Entretanto, conforme avançaram as investigações conduzidas pela delegada Myrthor Andrade, começaram a surgir inconsistências consideradas decisivas para mudar completamente o rumo do caso. O principal ponto que chamou a atenção da polícia foi o conteúdo de imagens de câmeras de segurança instaladas ao longo da PE-28. Os registros mostraram que, antes dos disparos, houve uma parada do veículo e um encontro entre os ocupantes da caminhonete e o motociclista apontado como autor dos tiros.
Segundo a polícia, o contato durou cerca de 17 segundos. O detalhe, porém, não havia sido informado inicialmente no boletim de ocorrência apresentado pelas supostas vítimas. A omissão levantou suspeitas imediatas e fez a equipe de investigação aprofundar a análise dos fatos.
O motorista do veículo relatou inicialmente que apenas percebeu uma motocicleta tentando ultrapassar pelo acostamento e que os disparos aconteceram logo depois, sem qualquer interação anterior. Posteriormente, diante das provas reunidas, a própria secretária reconheceu que houve a parada na estrada, embora tenha afirmado não saber exatamente o que teria sido tratado naquele momento.
Outro elemento decisivo para a conclusão da Polícia Civil foi a identificação do motociclista. As investigações apontaram que o homem era o próprio pai do motorista da caminhonete. Em depoimento, ele admitiu o encontro com o filho, alegando que estaria realizando uma entrega de mercadorias na região de Gaibu. No entanto, a versão não resistiu à análise das imagens e dos horários levantados pelos investigadores.
De acordo com a polícia, o intervalo entre o encontro e o retorno do motociclista era incompatível com o percurso informado pelo suspeito. A inconsistência reforçou a tese de que a narrativa apresentada inicialmente havia sido montada para simular um atentado.
As apurações também revelaram que a omissão de informações teria ligação com o receio dos envolvidos de expor uma possível atividade irregular relacionada à comercialização de produtos. A polícia não detalhou oficialmente qual seria essa atividade, mas destacou que o temor em revelar a situação acabou contribuindo para a construção da falsa versão apresentada no início do caso.

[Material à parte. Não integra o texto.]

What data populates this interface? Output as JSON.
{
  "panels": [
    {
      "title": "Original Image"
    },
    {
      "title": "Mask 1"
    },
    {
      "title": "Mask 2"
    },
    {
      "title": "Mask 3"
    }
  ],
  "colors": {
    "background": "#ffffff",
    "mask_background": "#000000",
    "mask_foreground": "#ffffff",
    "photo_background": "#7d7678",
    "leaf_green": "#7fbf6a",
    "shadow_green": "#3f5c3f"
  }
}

Com os elementos reunidos, a corporação descartou oficialmente a hipótese de tentativa de homicídio nos moldes divulgados anteriormente. Agora, o inquérito deverá seguir para os encaminhamentos judiciais e os envolvidos poderão responder por falsa comunicação de crime, além de outros delitos que eventualmente sejam identificados durante a continuidade das análises do caso.
O episódio provoca forte impacto político no Cabo de Santo Agostinho e levanta questionamentos sobre a repercussão gerada a partir da versão inicial apresentada publicamente. O caso, que chegou a ser tratado como um possível ataque contra uma integrante do primeiro escalão municipal, termina cercado por suspeitas de armação e poderá ter novos desdobramentos nos próximos dias.